主な要点:
- 攻撃者がDxSaleのBNBチェーン上のレガシー・リクイディティロッカー契約から730万ドルを流出
- このエクスプロイトは隠しバックドアと80件以上のトランザクションにわたる所有権移転が絡んでいた
- DeFiプロトコルは4月の6億3400万ドルに続き、5月も約5200万ドルの被害
主な要点:

攻撃者はBNBチェーン上のDxSaleのレガシー・リクイディティロッカー契約から730万ドルを流出させ、2021年のトークン発行ブーム時に同プラットフォームがピークを迎えていた時期以降ロックされていた約1,400の流動性プロバイダーに影響を与えた。
「このエクスプロイトには、デプロイヤー契約に隠されたバックドアが利用されており、ロックされた資金を引き出し可能な残高として扱うことができた」と、ブロックチェーンセキュリティ企業のPeckShieldは述べている。
PeckShieldによると、攻撃者が管理するアドレス0xC457は約2,958 BNB(約187万ドル相当)を2つの主要ウォレットに移動させた後、複数のBinance入金アドレスに資金を送金した。ブロックチェーンアナリストのTahaxは、9カ月間にわたる80件以上のトランザクションにまたがる所有権の変更を追跡し、このエクスプロイトがかなり前から準備されていた可能性を示唆した。

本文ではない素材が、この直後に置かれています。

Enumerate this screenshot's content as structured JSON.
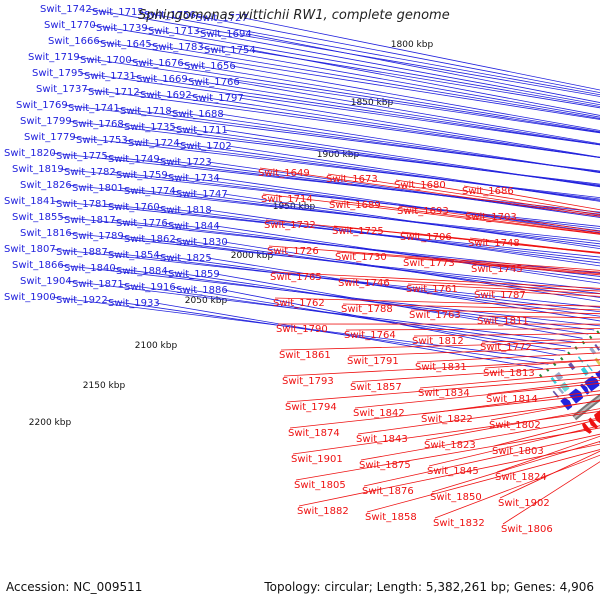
{
  "title": "Sphingomonas wittichii RW1, complete genome",
  "footer": {
    "accession": "Accession: NC_009511",
    "summary": "Topology: circular; Length: 5,382,261 bp; Genes: 4,906"
  },
  "colors": {
    "forward_strand": "#2222dd",
    "reverse_strand": "#ee1111",
    "backbone": "#777777",
    "dotted_ring": "#228833",
    "band_cyan": "#33ccdd",
    "band_purple": "#6655aa"
  },
  "ticks": [
    "1800 kbp",
    "1850 kbp",
    "1900 kbp",
    "1950 kbp",
    "2000 kbp",
    "2050 kbp",
    "2100 kbp",
    "2150 kbp",
    "2200 kbp"
  ],
  "forward_genes": [
    "Swit_1742",
    "Swit_1715",
    "Swit_1756",
    "Swit_1727",
    "Swit_1770",
    "Swit_1739",
    "Swit_1713",
    "Swit_1694",
    "Swit_1666",
    "Swit_1645",
    "Swit_1783",
    "Swit_1754",
    "Swit_1719",
    "Swit_1700",
    "Swit_1676",
    "Swit_1656",
    "Swit_1795",
    "Swit_1731",
    "Swit_1669",
    "Swit_1766",
    "Swit_1737",
    "Swit_1712",
    "Swit_1692",
    "Swit_1797",
    "Swit_1769",
    "Swit_1741",
    "Swit_1718",
    "Swit_1688",
    "Swit_1799",
    "Swit_1768",
    "Swit_1735",
    "Swit_1711",
    "Swit_1779",
    "Swit_1753",
    "Swit_1724",
    "Swit_1702",
    "Swit_1820",
    "Swit_1775",
    "Swit_1749",
    "Swit_1723",
    "Swit_1819",
    "Swit_1782",
    "Swit_1759",
    "Swit_1734",
    "Swit_1826",
    "Swit_1801",
    "Swit_1774",
    "Swit_1747",
    "Swit_1841",
    "Swit_1781",
    "Swit_1760",
    "Swit_1818",
    "Swit_1855",
    "Swit_1817",
    "Swit_1776",
    "Swit_1844",
    "Swit_1816",
    "Swit_1789",
    "Swit_1862",
    "Swit_1830",
    "Swit_1807",
    "Swit_1887",
    "Swit_1854",
    "Swit_1825",
    "Swit_1866",
    "Swit_1840",
    "Swit_1884",
    "Swit_1859",
    "Swit_1904",
    "Swit_1871",
    "Swit_1916",
    "Swit_1886",
    "Swit_1900",
    "Swit_1922",
    "Swit_1933"
  ],
  "reverse_genes": [
    "Swit_1649",
    "Swit_1673",
    "Swit_1680",
    "Swit_1686",
    "Swit_1714",
    "Swit_1689",
    "Swit_1693",
    "Swit_1703",
    "Swit_1732",
    "Swit_1725",
    "Swit_1706",
    "Swit_1748",
    "Swit_1726",
    "Swit_1730",
    "Swit_1773",
    "Swit_1745",
    "Swit_1765",
    "Swit_1746",
    "Swit_1761",
    "Swit_1787",
    "Swit_1762",
    "Swit_1788",
    "Swit_1763",
    "Swit_1811",
    "Swit_1790",
    "Swit_1764",
    "Swit_1812",
    "Swit_1772",
    "Swit_1861",
    "Swit_1791",
    "Swit_1831",
    "Swit_1813",
    "Swit_1793",
    "Swit_1857",
    "Swit_1834",
    "Swit_1814",
    "Swit_1794",
    "Swit_1842",
    "Swit_1822",
    "Swit_1802",
    "Swit_1874",
    "Swit_1843",
    "Swit_1823",
    "Swit_1803",
    "Swit_1901",
    "Swit_1875",
    "Swit_1845",
    "Swit_1824",
    "Swit_1805",
    "Swit_1876",
    "Swit_1850",
    "Swit_1902",
    "Swit_1882",
    "Swit_1858",
    "Swit_1832",
    "Swit_1806"
  ]
}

悪用者ウォレットへの資金は当初、仮想通貨取引所Bybitを通じて供給された。
今回のインシデントは、DefiLlamaのデータによると、4月に6億3400万ドルの損失(2025年2月以来の月間最高額)が記録された後、5月だけでプロトコルに約5200万ドルの損害を与えた一連のDeFiセキュリティ侵害に新たに加わったものである。

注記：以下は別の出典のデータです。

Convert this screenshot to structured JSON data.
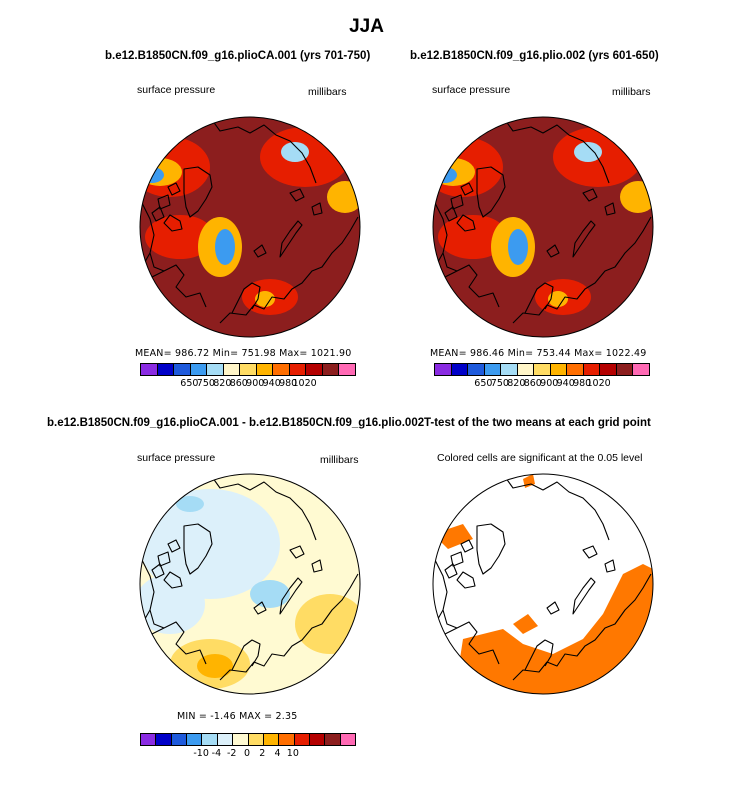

Web3セキュリティ企業のCoinsultは、このエクスプロイトを特権的な「setFee」関数とバックデートされたロック構成の組み合わせによるものとし、ロックされた預金を実質的に引き出し可能な残高に変換したと指摘した。コミュニティの研究者らは、2025年8月のTelegramでの議論において、特定の個人が古いDxSaleの流動性プールのロックを解除するための内部アクセス権を主張していたとして、内部関係者の関与の可能性を指摘している。DxSaleチームは、ソーシャルチャネル全体で公式声明を発表していない。
この攻撃は、Stake DAOで攻撃者がArbitrum上で5.4兆超のvsdCRVトークンを鋳造した別のエクスプロイトや、Wasabi Protocolで管理キーの侵害によりEthereum、Base、Berachain、Blast全体でのコントラクトアップグレードが可能となり500万ドルの損失が発生した事件に続くものである。OpenZeppelinの共同創業者Manuel Aráoz氏は最近、AIを活用した脆弱性の発見により攻撃の実行が容易になっており、「DeFi全体が安全ではない」と警告している。
本記事は情報提供のみを目的としており、投資助言を構成するものではない。